Avec Jōryū, la série introduit un nouveau protagoniste. Ou presque.

Test de Like a Dragon Gaiden: The Man Who Erased His Name réalisé sur Xbox Series X à partir d’une version fournie par le distributeur.

  • Action/aventure
  • Développé par Ryu Ga Gotoku Studio | Édité par SEGA
  • PlayStation 4 | PlayStation 5 | Xbox One | Xbox Series X | PC – 9 novembre 2023
  • Sous-titré en français – PEGI 18
  • Toute l’actualité du jeu | de la série

En attendant Like a Dragon: Infinite Wealth, Ryu Ga Gotoku Studio nous fait patienter avec Like a Dragon Gaiden: The Man Who Erased His Name.
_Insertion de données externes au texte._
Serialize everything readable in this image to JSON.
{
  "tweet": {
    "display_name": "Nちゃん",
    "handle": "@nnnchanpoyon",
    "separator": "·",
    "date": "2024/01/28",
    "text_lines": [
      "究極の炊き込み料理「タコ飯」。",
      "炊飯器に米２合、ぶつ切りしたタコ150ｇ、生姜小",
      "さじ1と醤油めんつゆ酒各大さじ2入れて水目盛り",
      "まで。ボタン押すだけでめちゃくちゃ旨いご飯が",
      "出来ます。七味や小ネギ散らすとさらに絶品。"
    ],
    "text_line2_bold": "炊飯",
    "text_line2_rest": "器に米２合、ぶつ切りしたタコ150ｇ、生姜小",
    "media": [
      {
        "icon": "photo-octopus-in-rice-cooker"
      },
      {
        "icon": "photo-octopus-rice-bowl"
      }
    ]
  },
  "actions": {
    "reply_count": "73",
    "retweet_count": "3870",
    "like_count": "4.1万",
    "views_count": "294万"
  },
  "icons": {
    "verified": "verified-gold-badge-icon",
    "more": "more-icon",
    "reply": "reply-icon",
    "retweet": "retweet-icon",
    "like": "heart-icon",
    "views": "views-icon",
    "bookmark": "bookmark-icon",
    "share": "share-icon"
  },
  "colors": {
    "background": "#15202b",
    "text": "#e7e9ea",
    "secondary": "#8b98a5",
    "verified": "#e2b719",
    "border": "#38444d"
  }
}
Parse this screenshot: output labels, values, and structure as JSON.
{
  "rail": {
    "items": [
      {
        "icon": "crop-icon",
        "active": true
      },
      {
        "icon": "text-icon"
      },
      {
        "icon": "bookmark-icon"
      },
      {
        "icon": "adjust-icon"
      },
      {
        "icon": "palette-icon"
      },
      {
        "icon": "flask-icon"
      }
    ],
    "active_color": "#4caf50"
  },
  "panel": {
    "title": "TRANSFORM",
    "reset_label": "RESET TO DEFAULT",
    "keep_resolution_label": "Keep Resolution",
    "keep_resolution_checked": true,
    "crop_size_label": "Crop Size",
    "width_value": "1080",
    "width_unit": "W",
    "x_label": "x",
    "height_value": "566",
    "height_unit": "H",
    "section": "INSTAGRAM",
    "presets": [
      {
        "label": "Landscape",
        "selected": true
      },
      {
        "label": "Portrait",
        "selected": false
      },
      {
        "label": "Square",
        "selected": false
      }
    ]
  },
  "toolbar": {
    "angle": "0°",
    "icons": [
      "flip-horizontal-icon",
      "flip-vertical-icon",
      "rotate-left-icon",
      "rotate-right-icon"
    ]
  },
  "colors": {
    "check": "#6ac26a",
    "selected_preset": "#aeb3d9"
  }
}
D’abord conçu comme un DLC puis devenu, en l’espace de six mois, un épisode à part entière, ce hors-série signe le retour de la formule traditionnelle et de l’insubmersible Kazuma Kiryū. Le titre est disponible au téléchargement depuis le 9 novembre 2023 sur PlayStation 4, PlayStation 5, Xbox One, Xbox Series X et PC au prix de 49,99 €.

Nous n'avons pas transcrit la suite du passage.